Key #4 Measure results
How will you know if you’ve actually improved the experience for customers if you don’t establish measurements? Sometimes measurements of success are simple such as customer satisfaction and other times they are more complex.
If you think about your customers as assets, then you might ask this question: As the result of our actions, has our most important asset grown in value? That could mean measuring the net increase in customers or a lift in the average customer profitability or engagement level.
There are many ways to measure results, the key is to gain agreement with the key stakeholders ahead of time.
Key #5 Repeat
Jim Collins said it best in his bestseller Good to Great, “No matter how dramatic the end result, good-to-great transformations never happen in one fell swoop. ... Rather, the process resembles relentlessly pushing a giant, heavy flywheel, turn upon turn, building momentum until a point of breakthrough, and beyond.”
Much like Collins’ flywheel, the model of incremental changes leading to transformation is also true for the CX engine. The CX engine is a machine that operates in a cycle rather than a linear process. Once built, the engine provides a framework for all key customer journey improvements in a systematic and deliberate way. It’s why, as a consumer, you get the same outstanding experience that translates to you becoming raving fans for your favorite brands.
Now here comes a confession. As a practitioner, my initial focus on organizational transformation leaned on getting the components right, making sure we had a full inventory of all the parts. Then it dawned on me that the goal, instead, was a fully operational CX engine that powered customer journey improvements. In other words, transformation only happens when the engine is fully operational and a part of an ecosystem. A flywheel.

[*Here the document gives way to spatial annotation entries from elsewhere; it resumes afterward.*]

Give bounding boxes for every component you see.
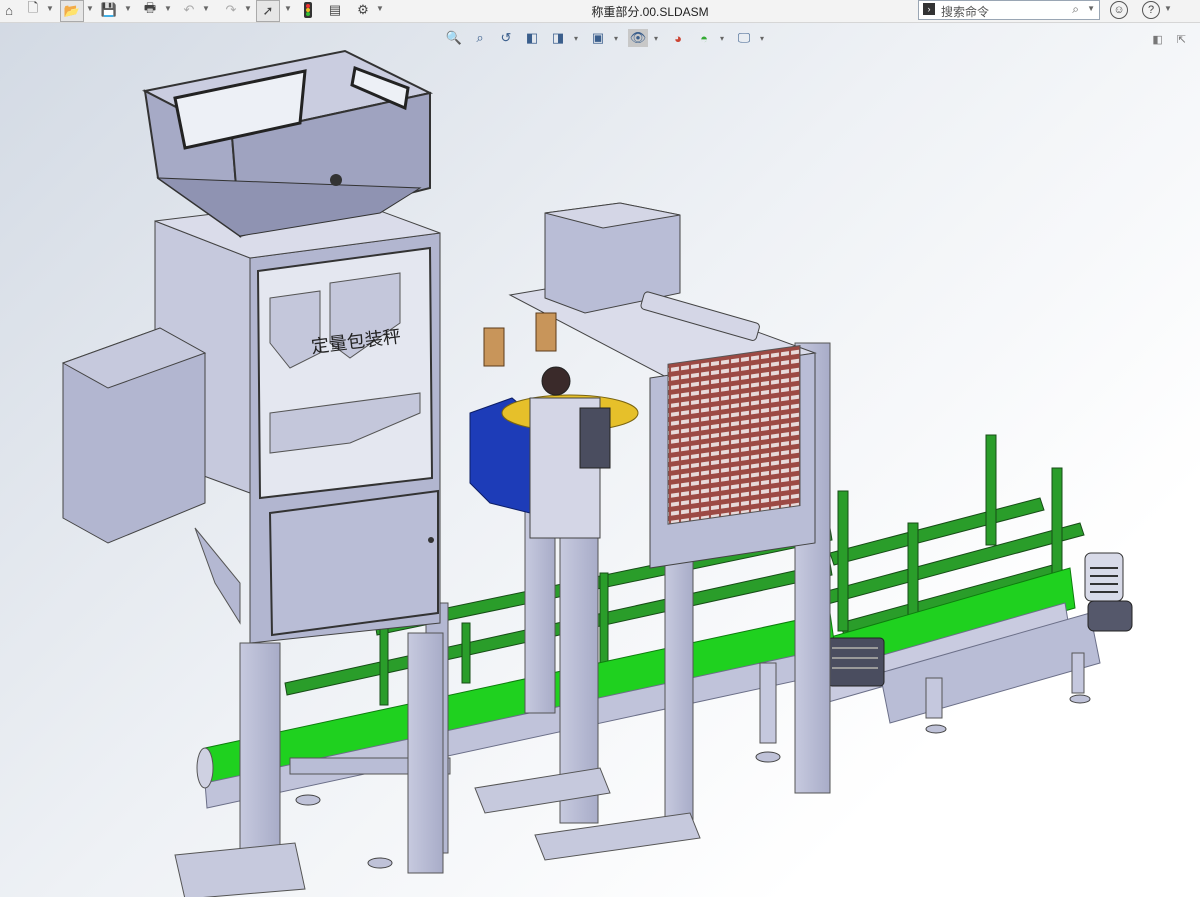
search-icon[interactable]: ⌕ xyxy=(1072,2,1079,17)
chevron-down-icon[interactable]: ▼ xyxy=(1164,4,1172,13)
right-conveyor[interactable] xyxy=(809,434,1133,734)
user-account-icon[interactable]: ☺ xyxy=(1110,1,1128,19)
chevron-down-icon[interactable]: ▼ xyxy=(202,4,210,13)
command-prompt-icon: › xyxy=(923,3,935,15)
home-icon[interactable]: ⌂ xyxy=(0,0,18,20)
search-placeholder: 搜索命令 xyxy=(941,5,990,19)
redo-icon[interactable]: ↷ xyxy=(222,0,240,20)
new-doc-icon[interactable]: 🗋 xyxy=(24,0,42,20)
document-title: 称重部分.00.SLDASM xyxy=(591,5,709,19)
chevron-down-icon[interactable]: ▼ xyxy=(284,4,292,13)
title-bar: ⌂ 🗋 ▼ 📂 ▼ 💾 ▼ 🖶 ▼ ↶ ▼ ↷ ▼ ➚ ▼ ▤ ⚙ ▼ 称重部分… xyxy=(0,0,1200,23)
print-icon[interactable]: 🖶 xyxy=(140,0,160,20)
bag-clamping-frame[interactable] xyxy=(469,202,831,861)
search-commands-field[interactable]: › 搜索命令 ⌕ ▼ xyxy=(918,0,1100,20)
open-icon[interactable]: 📂 xyxy=(60,0,84,22)
select-icon[interactable]: ➚ xyxy=(256,0,280,22)
chevron-down-icon[interactable]: ▼ xyxy=(124,4,132,13)
assembly-model[interactable]: 定量包装秤 xyxy=(0,23,1200,897)
graphics-viewport[interactable]: 🔍 ⌕ ↺ ◧ ◨ ▾ ▣ ▾ 👁 ▾ ◕ ◓ ▾ 🖵 ▾ ◧ ⇱ 定量包装秤 xyxy=(0,23,1200,897)
chevron-down-icon[interactable]: ▼ xyxy=(1087,4,1095,13)
help-icon[interactable]: ? xyxy=(1142,1,1160,19)
chevron-down-icon[interactable]: ▼ xyxy=(376,4,384,13)
undo-icon[interactable]: ↶ xyxy=(180,0,198,20)
chevron-down-icon[interactable]: ▼ xyxy=(244,4,252,13)
rebuild-icon[interactable] xyxy=(300,0,316,20)
chevron-down-icon[interactable]: ▼ xyxy=(164,4,172,13)
chevron-down-icon[interactable]: ▼ xyxy=(86,4,94,13)
file-props-icon[interactable]: ▤ xyxy=(326,0,344,20)
chevron-down-icon[interactable]: ▼ xyxy=(46,4,54,13)
options-icon[interactable]: ⚙ xyxy=(354,0,372,20)
save-icon[interactable]: 💾 xyxy=(100,0,118,20)
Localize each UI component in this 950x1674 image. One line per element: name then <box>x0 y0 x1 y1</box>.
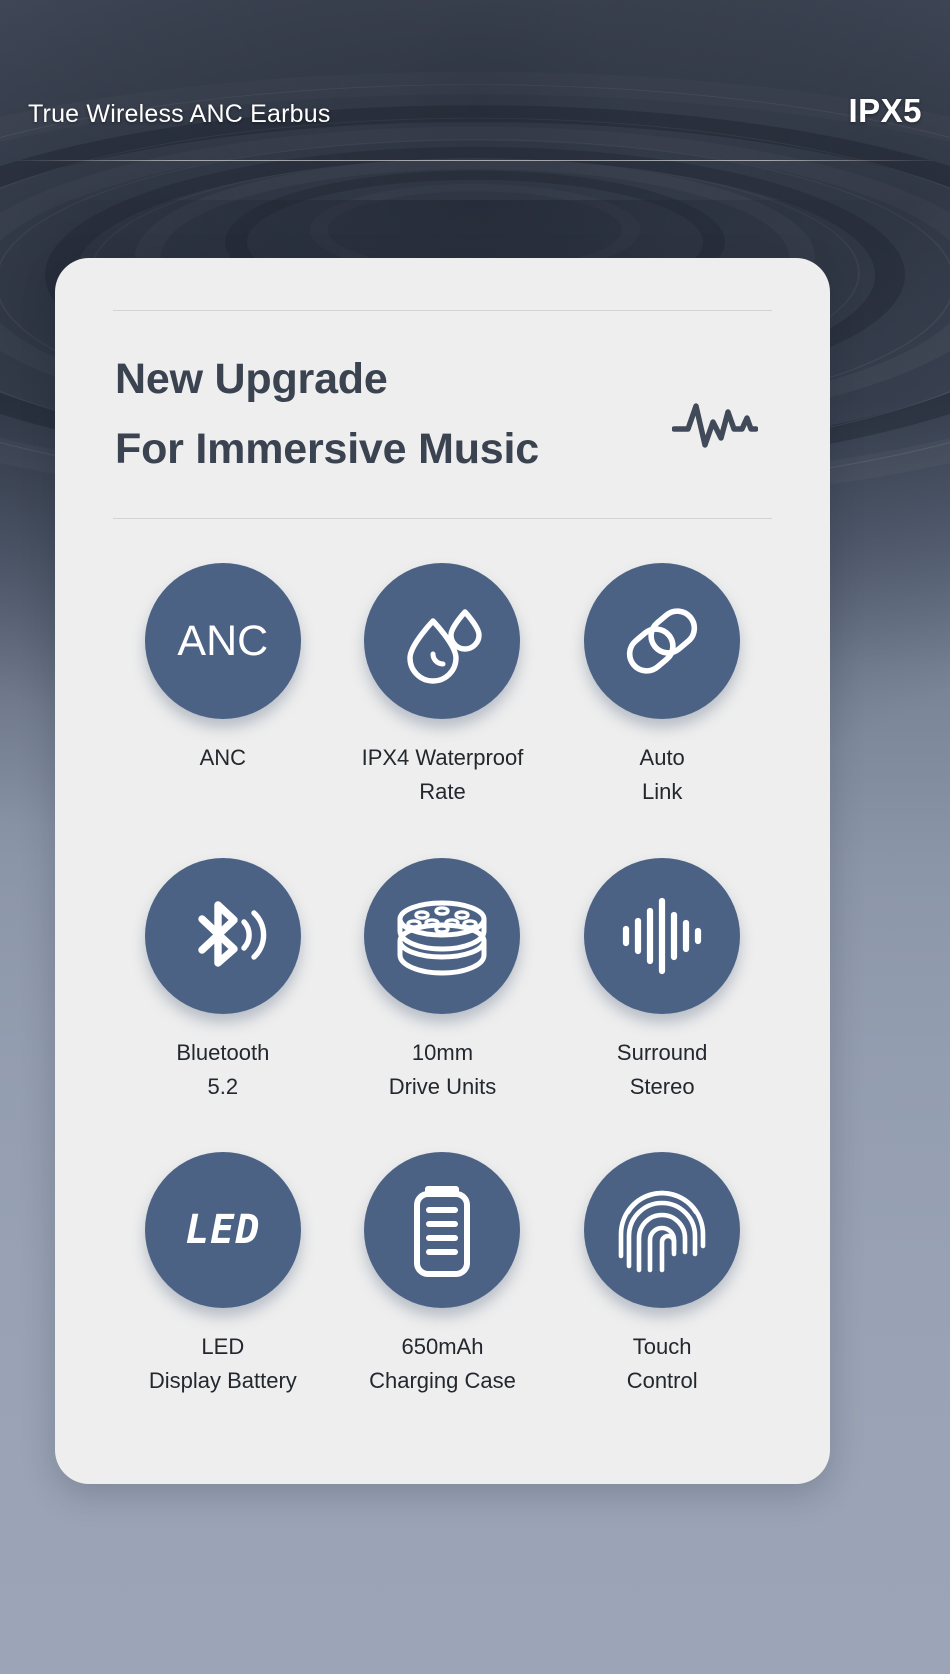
battery-icon <box>411 1182 473 1278</box>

As a driver, people like me who want to enjoy the drive, appreciate that we don't have to worry about looking under the hood.
Oh yeah, at YOUR favorite brands, the ones you go out of your way for, the ones that you can't wait to tell your friends about, the CX engine is there too…it’s just typically under the hood.
What do YOU find most challenging about building and maintaining a CX engine? I would love to hear your thoughts.